Estamos falando de interfaces cérebro-computador (BCI), estimulação cerebral profunda, membros robóticos, implantes cerebrais e muito mais, por meio dos quais os nossos dados neurais (que são gerados para além do nosso controle e inconscientemente), são tratados.
Como muitas, essas inovações têm o potencial de revolucionar tratamentos médicos, permitindo, por exemplo, que pessoas com paralisia se comuniquem, que as que possuem lesões na medula espinhal sejam capazes de controlar próteses com a mente e que sintomas de doenças neurológicas, como Parkinson e até mesmo depressão sejam aliviadas.
Mas você deve estar se perguntando: como fica a questão da privacidade, proteção desses dados cerebrais e o controle sobre nossos próprios pensamentos? Sim, porque enquanto as inovações em neurotecnologia oferecem promessas de tratamentos médicos revolucionários e melhorias na qualidade de vida, questões éticas e legais importantes também são suscitadas.
E é aí que entra o neurodireito, essencial para garantir que os avanços da neurotecnologia respeitem os direitos fundamentais do indivíduo. O neurodireito, conceito desenvolvido pela NeuroRights Foundation na Universidade da Columbia, pode ser definido como uma nova estrutura jurídica internacional de direitos humanos destinado especificamente a proteger o cérebro e sua atividade à medida que avança a neurotecnologia.
Estamos falando de questões complexas, como a proteção da privacidade cerebral, a autodeterminação e a responsabilidade legal por ações realizadas por meio de tecnologias cerebrais. Afinal, com o desenvolvimento de tecnologias que podem ler e manipular a atividade cerebral, surgem preocupações legítimas sobre a privacidade e a segurança dos dados cerebrais, sobretudo pela capacidade de se acessar e interpretar os pensamentos das pessoas, o que aliás, levanta questões éticas bastante significativas.
Existe forma mais íntima de expressão de nossa individualidade do que o nosso pensamento? E saber como e onde essas informações serão armazenadas e quem terá acesso a elas é o mínimo que se pode exigir, já que as implicações podem ser enormes, tanto em termos de segurança quanto de potencial abuso.
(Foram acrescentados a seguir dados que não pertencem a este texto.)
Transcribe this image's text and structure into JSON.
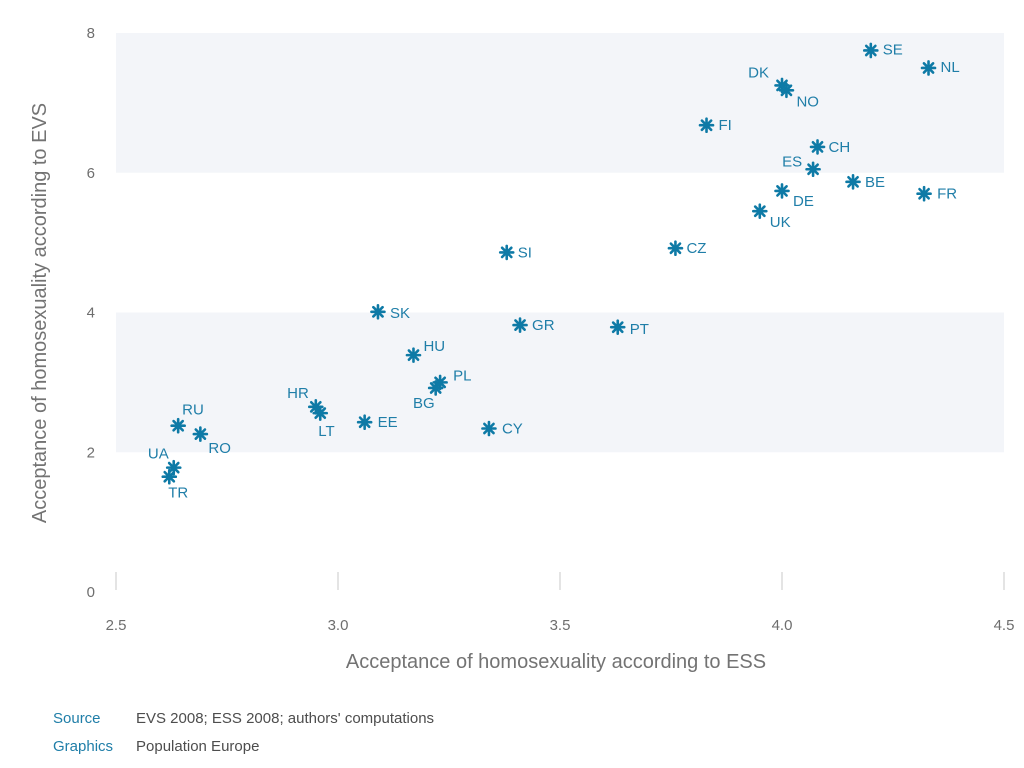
{
  "chart_data": {
    "type": "scatter",
    "xlabel": "Acceptance of homosexuality according to ESS",
    "ylabel": "Acceptance of homosexuality according to EVS",
    "xlim": [
      2.5,
      4.5
    ],
    "ylim": [
      0,
      8
    ],
    "xticks": [
      "2.5",
      "3.0",
      "3.5",
      "4.0",
      "4.5"
    ],
    "yticks": [
      "0",
      "2",
      "4",
      "6",
      "8"
    ],
    "grid": "alternating horizontal bands",
    "marker": "asterisk",
    "point_color": "#0e7aa6",
    "band_color": "#f3f5f9",
    "points": [
      {
        "label": "SE",
        "x": 4.2,
        "y": 7.75
      },
      {
        "label": "NL",
        "x": 4.33,
        "y": 7.5
      },
      {
        "label": "DK",
        "x": 4.0,
        "y": 7.25
      },
      {
        "label": "NO",
        "x": 4.01,
        "y": 7.18
      },
      {
        "label": "FI",
        "x": 3.83,
        "y": 6.68
      },
      {
        "label": "CH",
        "x": 4.08,
        "y": 6.37
      },
      {
        "label": "ES",
        "x": 4.07,
        "y": 6.05
      },
      {
        "label": "BE",
        "x": 4.16,
        "y": 5.87
      },
      {
        "label": "FR",
        "x": 4.32,
        "y": 5.7
      },
      {
        "label": "DE",
        "x": 4.0,
        "y": 5.74
      },
      {
        "label": "UK",
        "x": 3.95,
        "y": 5.45
      },
      {
        "label": "CZ",
        "x": 3.76,
        "y": 4.92
      },
      {
        "label": "SI",
        "x": 3.38,
        "y": 4.86
      },
      {
        "label": "SK",
        "x": 3.09,
        "y": 4.01
      },
      {
        "label": "GR",
        "x": 3.41,
        "y": 3.82
      },
      {
        "label": "PT",
        "x": 3.63,
        "y": 3.79
      },
      {
        "label": "HU",
        "x": 3.17,
        "y": 3.39
      },
      {
        "label": "PL",
        "x": 3.23,
        "y": 3.0
      },
      {
        "label": "BG",
        "x": 3.22,
        "y": 2.92
      },
      {
        "label": "HR",
        "x": 2.95,
        "y": 2.65
      },
      {
        "label": "LT",
        "x": 2.96,
        "y": 2.56
      },
      {
        "label": "EE",
        "x": 3.06,
        "y": 2.43
      },
      {
        "label": "CY",
        "x": 3.34,
        "y": 2.34
      },
      {
        "label": "RU",
        "x": 2.64,
        "y": 2.38
      },
      {
        "label": "RO",
        "x": 2.69,
        "y": 2.26
      },
      {
        "label": "UA",
        "x": 2.63,
        "y": 1.78
      },
      {
        "label": "TR",
        "x": 2.62,
        "y": 1.65
      }
    ]
  },
  "footer": {
    "source_label": "Source",
    "source_value": "EVS 2008; ESS 2008; authors' computations",
    "graphics_label": "Graphics",
    "graphics_value": "Population Europe"
  }
}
Não por acaso, recentemente a Unesco liderou um diálogo global via Conferência Internacional sobre Ética na Neurotecnologia, defendendo a inquestionável necessidade da implementação de regras robustas de integridade, privacidade e liberdade mental.
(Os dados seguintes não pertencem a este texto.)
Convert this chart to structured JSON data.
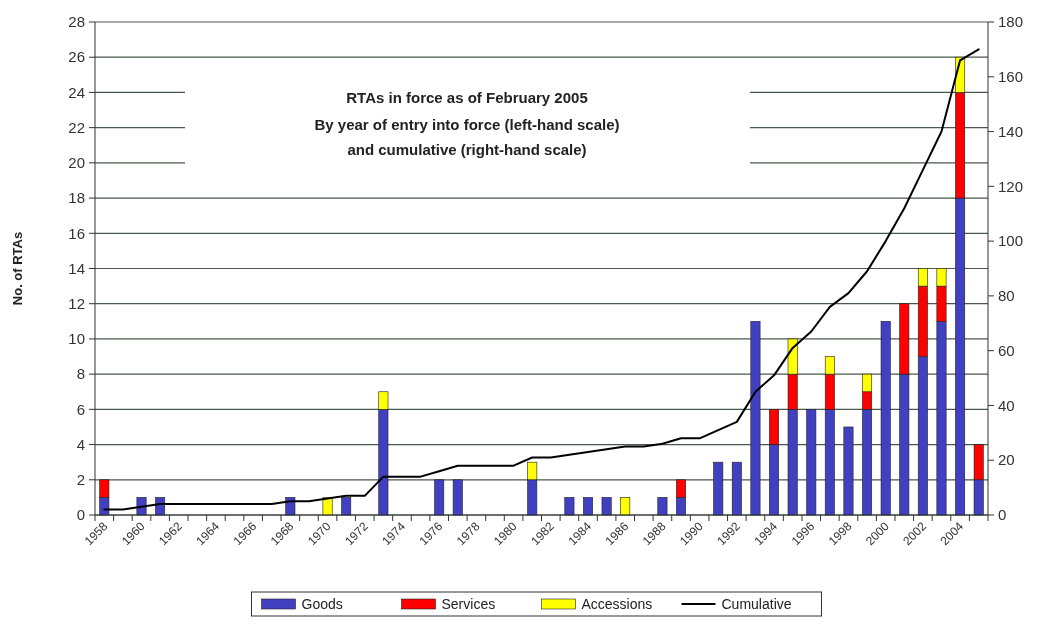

Quanto aos avanços legislativos, a América Latina tem sido a vanguarda desta discussão ao redor do mundo. Em setembro de 2021, o Chile se tornou o primeiro país do mundo a incluir oficialmente os neurodireitos na Constituição.
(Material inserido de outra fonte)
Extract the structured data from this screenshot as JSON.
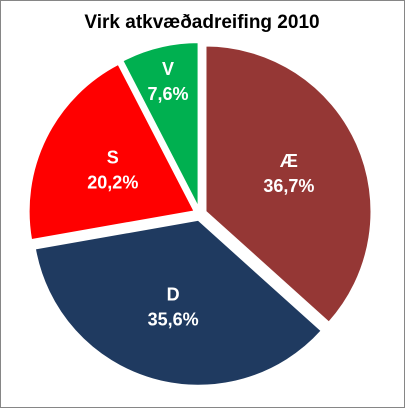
{
  "chart_data": {
    "type": "pie",
    "title": "Virk atkvæðadreifing 2010",
    "categories": [
      "Æ",
      "D",
      "S",
      "V"
    ],
    "values": [
      36.7,
      35.6,
      20.2,
      7.6
    ],
    "value_labels": [
      "36,7%",
      "35,6%",
      "20,2%",
      "7,6%"
    ],
    "colors": [
      "#953735",
      "#1f3a60",
      "#ff0000",
      "#00b050"
    ]
  }
}
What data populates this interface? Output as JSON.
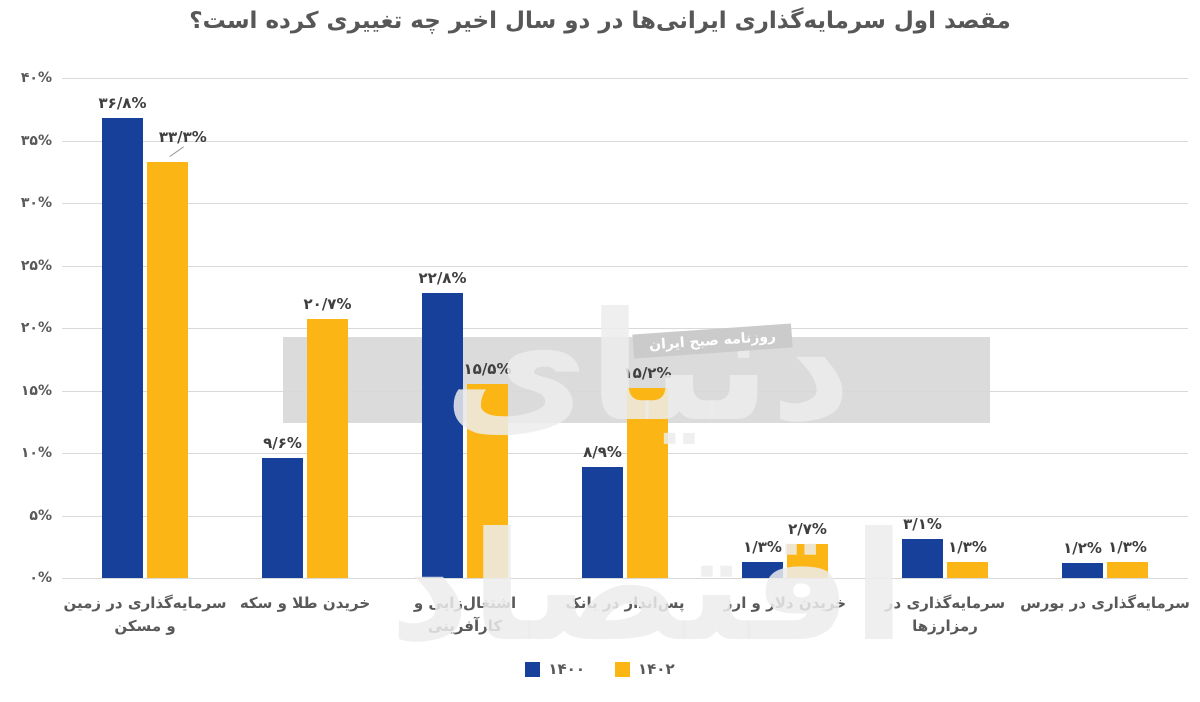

Um outro marco importante foi a aprovação em 2023, pela Organização dos Estados Americanos (OEA), da Declaração Interamericana de Princípios sobre Neurociências, Neurotecnologias e Direitos Humanos demonstrando um compromisso com a proteção dos direitos individuais em face dos avanços da ciência cerebral.
Quanto ao Brasil, em andamento na Câmara dos Deputados, Projeto de Lei nº 522/2022, que “modifica a Lei n.º 13.709, de 14 de agosto de 2018 (Lei Geral de Proteção de Dados Pessoais), a fim de conceituar dado neural e regulamentar sua proteção”.
Seguindo o exemplo do Chile, tramita também no Congresso a Proposta de Emenda Constitucional n.º 29/2023 (Dra Camila Pintarelli trás detalhes sobre a tramitação da PEC neste link), que objetiva incluir, como direitos fundamentais, a proteção à integridade mental e a transparência algorítmica, alterando o artigo 5.º, LXXX da CF/88, nos seguintes termos: “LXXX – o desenvolvimento científico e tecnológico assegurará a integridade mental e a transparência algorítmica, nos termos da lei”, mais um importante passo nesse diálogo, garantindo que os avanço da neurotecnologia e da inteligência artificial ocorram em benefício das pessoas e sempre privilegiando a proteção da dignidade humana.